Expanding on the definition of quality of life, Berger said that having the best trained Marines is critical to winning a fight.

“So, quality of life means the most realistic training we can provide,” he said. “We have to modernize our training and education and bring that into today's date and not the way perhaps that we trained 30 years ago, which was great then, but we have better methods of training. We have to evolve.”

That involves making training more flexible. “We all learn at different paces, and we have to match that we have to incentivize performance and training and education.”

“We have to be able to link to the ships that are training off the East Coast with an exercise that's going on in the South China Sea with something unmanned that’s happening in Fifth Fleet in Bahrain with some Marine unit that’s flying F-35s in Twentynine Palms,” he continued. “We have to tie all that together so that virtual, live constructive — all aspects of that are all woven together.”

Gilday said the Navy is focused on getting away from “brick and mortar training” and embracing technology to get the right information in the hands of sailors and Marines.

“We are leveraging the technology from the gaming community in Orlando for a generation of games,” he said. “That is the future we've got to be highly effective, and we're going to continue on that path.”

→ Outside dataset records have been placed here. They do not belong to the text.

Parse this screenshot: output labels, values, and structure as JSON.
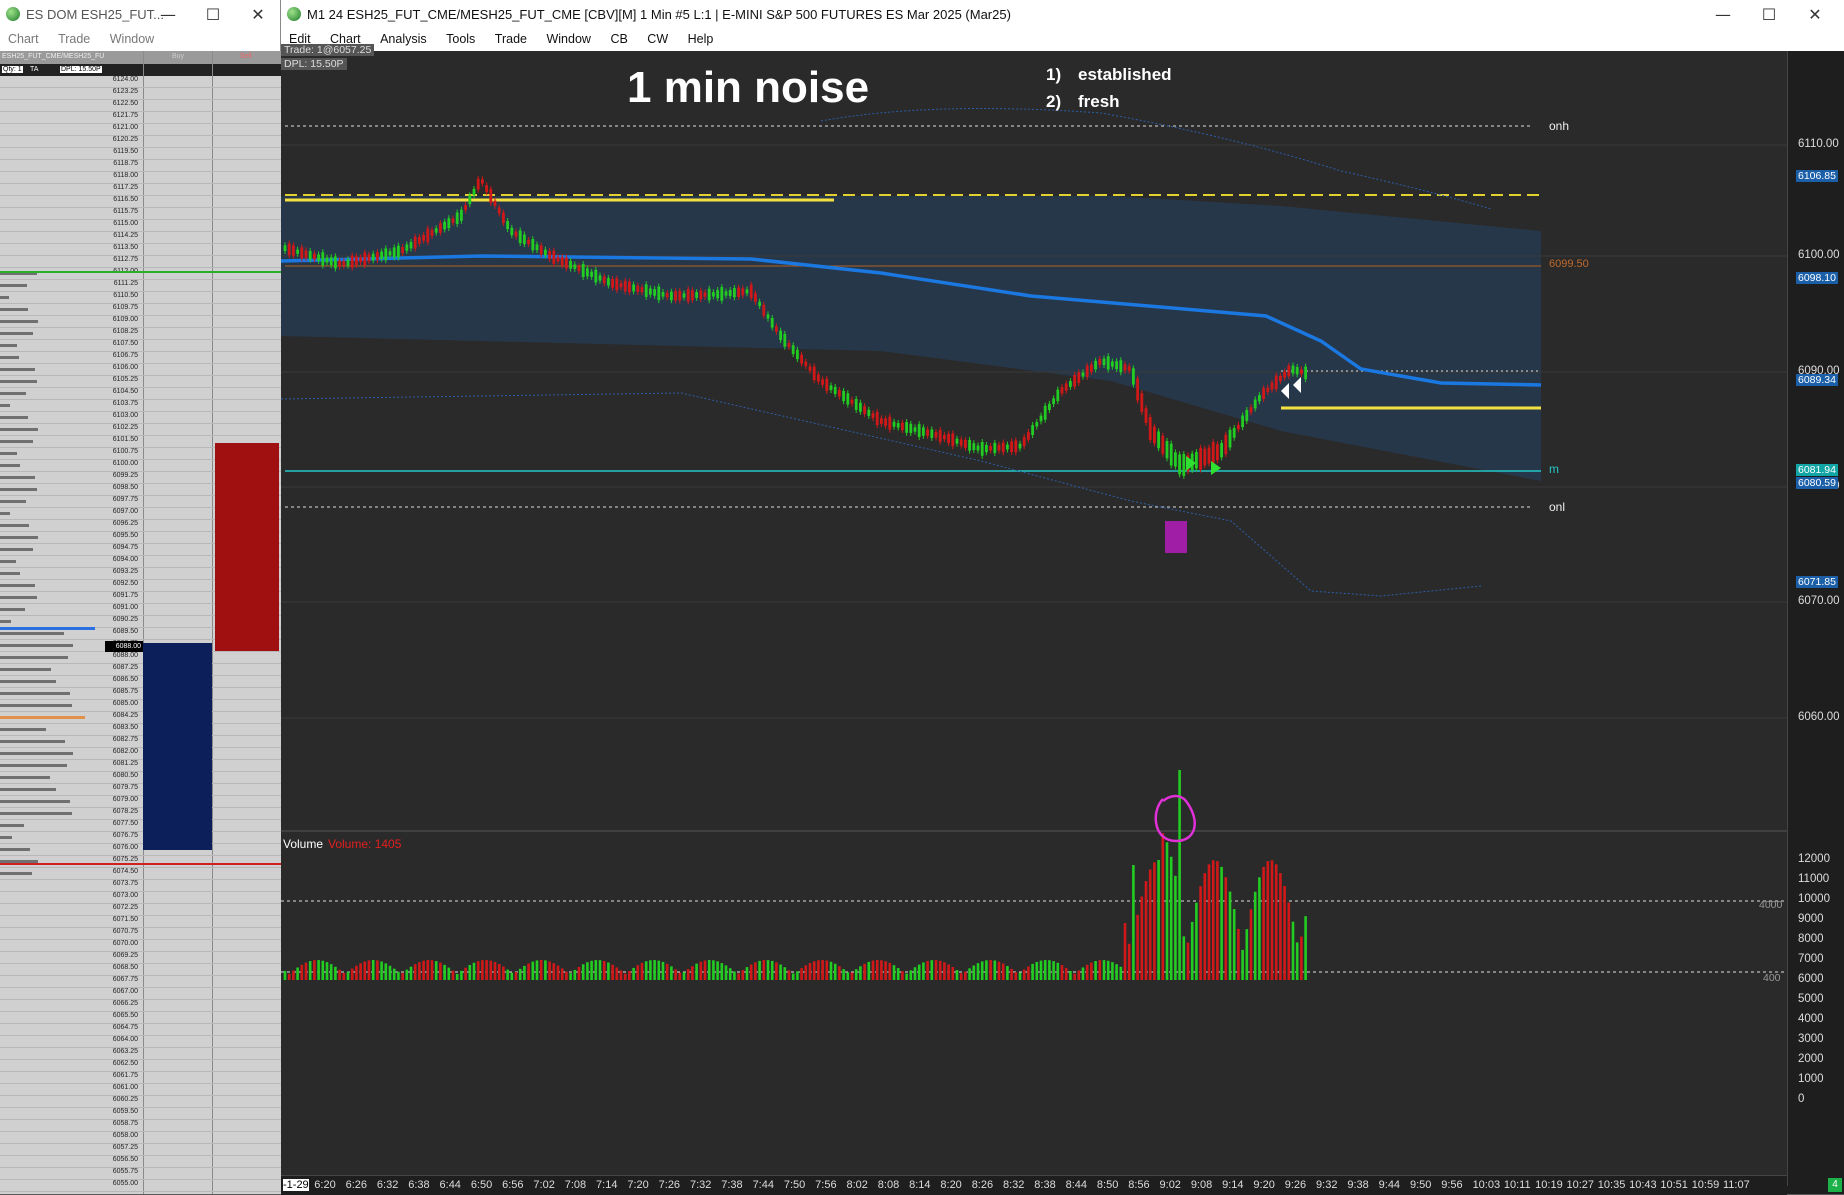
{
  "dom_window": {
    "title": "ES DOM ESH25_FUT...",
    "menu": [
      "Chart",
      "Trade",
      "Window"
    ],
    "header": {
      "symbol": "ESH25_FUT_CME/MESH25_FU",
      "qty": "Qty: 1",
      "ta": "TA",
      "dpl": "DPL: 15.50P",
      "buy": "Buy",
      "sell": "Sell"
    },
    "prices": [
      "6124.00",
      "6123.25",
      "6122.50",
      "6121.75",
      "6121.00",
      "6120.25",
      "6119.50",
      "6118.75",
      "6118.00",
      "6117.25",
      "6116.50",
      "6115.75",
      "6115.00",
      "6114.25",
      "6113.50",
      "6112.75",
      "6112.00",
      "6111.25",
      "6110.50",
      "6109.75",
      "6109.00",
      "6108.25",
      "6107.50",
      "6106.75",
      "6106.00",
      "6105.25",
      "6104.50",
      "6103.75",
      "6103.00",
      "6102.25",
      "6101.50",
      "6100.75",
      "6100.00",
      "6099.25",
      "6098.50",
      "6097.75",
      "6097.00",
      "6096.25",
      "6095.50",
      "6094.75",
      "6094.00",
      "6093.25",
      "6092.50",
      "6091.75",
      "6091.00",
      "6090.25",
      "6089.50",
      "6088.75",
      "6088.00",
      "6087.25",
      "6086.50",
      "6085.75",
      "6085.00",
      "6084.25",
      "6083.50",
      "6082.75",
      "6082.00",
      "6081.25",
      "6080.50",
      "6079.75",
      "6079.00",
      "6078.25",
      "6077.50",
      "6076.75",
      "6076.00",
      "6075.25",
      "6074.50",
      "6073.75",
      "6073.00",
      "6072.25",
      "6071.50",
      "6070.75",
      "6070.00",
      "6069.25",
      "6068.50",
      "6067.75",
      "6067.00",
      "6066.25",
      "6065.50",
      "6064.75",
      "6064.00",
      "6063.25",
      "6062.50",
      "6061.75",
      "6061.00",
      "6060.25",
      "6059.50",
      "6058.75",
      "6058.00",
      "6057.25",
      "6056.50",
      "6055.75",
      "6055.00"
    ],
    "current_price": "6088.00"
  },
  "chart_window": {
    "title": "M1 24 ESH25_FUT_CME/MESH25_FUT_CME [CBV][M]  1 Min  #5 L:1 | E-MINI S&P 500 FUTURES ES Mar 2025 (Mar25)",
    "menu": [
      "Edit",
      "Chart",
      "Analysis",
      "Tools",
      "Trade",
      "Window",
      "CB",
      "CW",
      "Help"
    ],
    "trade_info": "Trade: 1@6057.25",
    "dpl_info": "DPL: 15.50P",
    "headline": "1 min noise",
    "notes": [
      {
        "num": "1)",
        "text": "established"
      },
      {
        "num": "2)",
        "text": "fresh"
      }
    ],
    "line_labels": {
      "onh": "onh",
      "onl": "onl",
      "m": "m",
      "level_6099": "6099.50"
    },
    "price_axis": [
      "6110.00",
      "6100.00",
      "6090.00",
      "6080.00",
      "6070.00",
      "6060.00"
    ],
    "price_tags": [
      {
        "value": "6106.85",
        "color": "#1a5fa8"
      },
      {
        "value": "6098.10",
        "color": "#1a5fa8"
      },
      {
        "value": "6089.34",
        "color": "#1a5fa8"
      },
      {
        "value": "6081.94",
        "color": "#12a5a5"
      },
      {
        "value": "6080.59",
        "color": "#1a5fa8"
      },
      {
        "value": "6071.85",
        "color": "#1a5fa8"
      }
    ],
    "volume_panel": {
      "label": "Volume",
      "value_label": "Volume: 1405",
      "threshold_high": "4000",
      "threshold_low": "400"
    },
    "volume_axis": [
      "12000",
      "11000",
      "10000",
      "9000",
      "8000",
      "7000",
      "6000",
      "5000",
      "4000",
      "3000",
      "2000",
      "1000",
      "0"
    ],
    "time_axis": [
      "-1-29",
      "6:20",
      "6:26",
      "6:32",
      "6:38",
      "6:44",
      "6:50",
      "6:56",
      "7:02",
      "7:08",
      "7:14",
      "7:20",
      "7:26",
      "7:32",
      "7:38",
      "7:44",
      "7:50",
      "7:56",
      "8:02",
      "8:08",
      "8:14",
      "8:20",
      "8:26",
      "8:32",
      "8:38",
      "8:44",
      "8:50",
      "8:56",
      "9:02",
      "9:08",
      "9:14",
      "9:20",
      "9:26",
      "9:32",
      "9:38",
      "9:44",
      "9:50",
      "9:56",
      "10:03",
      "10:11",
      "10:19",
      "10:27",
      "10:35",
      "10:43",
      "10:51",
      "10:59",
      "11:07"
    ],
    "badge": "4"
  }
}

Berger added that training needs to take place with partners and allies, and that the services have made progress in reducing classification barriers that prevent information sharing and joint operations.

Gilday noted that the war in Ukraine has added pressure to the effort to share classified information with partners. “I think that has caused us to really take stock in the framework that we have and what the potential is in terms” of sharing sensitive information with allies and partners.

Ukraine has reinforced the importance of focusing on people, Gilday said. Ukrainians have quickly learned and adapted technology on the battlefield.

“The fact that they are bringing technologists from the private sector to the frontlines is actually force-feeding new technology that you typically wouldn't get through our much more laborious [planning, programming, budgeting, and execution] process into the fight today,” he said. “And so I think, as everybody here has foot stomped, that people remain our asymmetric advantage, and that's where the priority investment is.”